Como o caso foi descoberto
O garoto deu
entrada na unidade de saúde aos 50 dias de vida com uma crise convulsiva. A
glicemia capilar dele era 18 mg/dL – a referência é de 60 mg/dL a 99 mg/dL em
jejum. O quadro, considerado grave, foi revertido. Como os pais relataram que
três irmãos do bebê (incluindo os dois que morreram) tinham hipersinsulinismo
congênito, os médicos decidiram investigar se ele também apresentava a doença.
De acordo com
relatório dos profissionais, mesmo recebendo a medicação adequada, o neném
apresentou insulina > 1.000 mcUI/ml, quando a referência é 2,6 mcUI/ml a
24,9 mcUI/ml. “Valores tão elevados de insulina não são esperados para
hiperinsulinismo endógeno (quando o próprio pâncreas do indivíduo produz a
insulina), mesmo em situações em que se suspeita de hiperinsulismo congênito.”
Diante disso,
os médicos pediram novo exame (dosagem de peptídeo C).

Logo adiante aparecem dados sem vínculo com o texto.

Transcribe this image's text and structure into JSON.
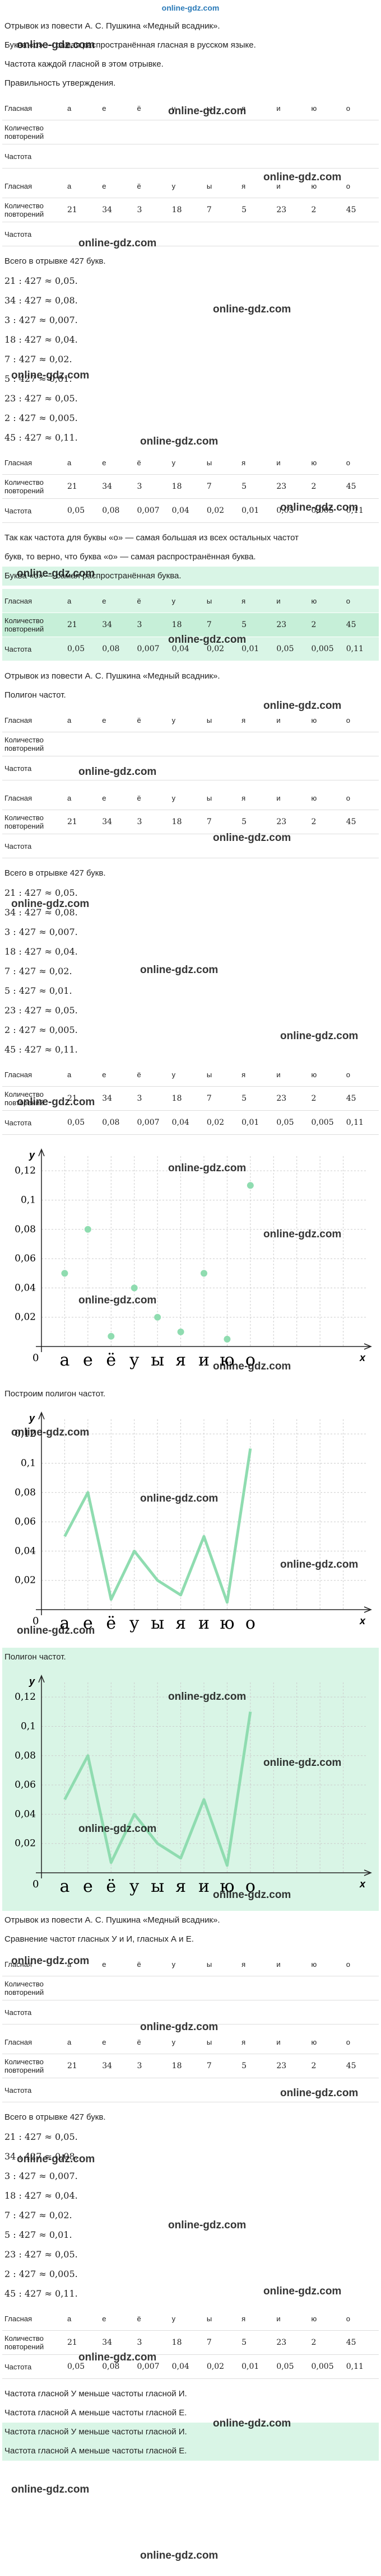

De acordo com os
profissionais, quem apresenta a doença também tem o peptídeo C elevado. O
resultado do teste, porém, foi de 0,29 ng/mL (referência 1,1 ng/mL a 4,4
ng/mL). A incompatibilidade dos dados somada ao fato de que o bebê apresentava
hipoglicemia intercalada com hiperglicemias relevantes chamou a atenção da
equipe.
“Novas
investigações foram realizadas, inclusive com a redução medicamentosa para
observação do comportamento da glicemia no paciente em comento, tendo sido
verificado um quadro ainda mais grave, com insulina marcando 6.422,3 mcUI/ml e
peptídeo C suprimido, confirmando-se, portando, o quadro de hiperinsulinismo
factício”, informou o hospital à polícia.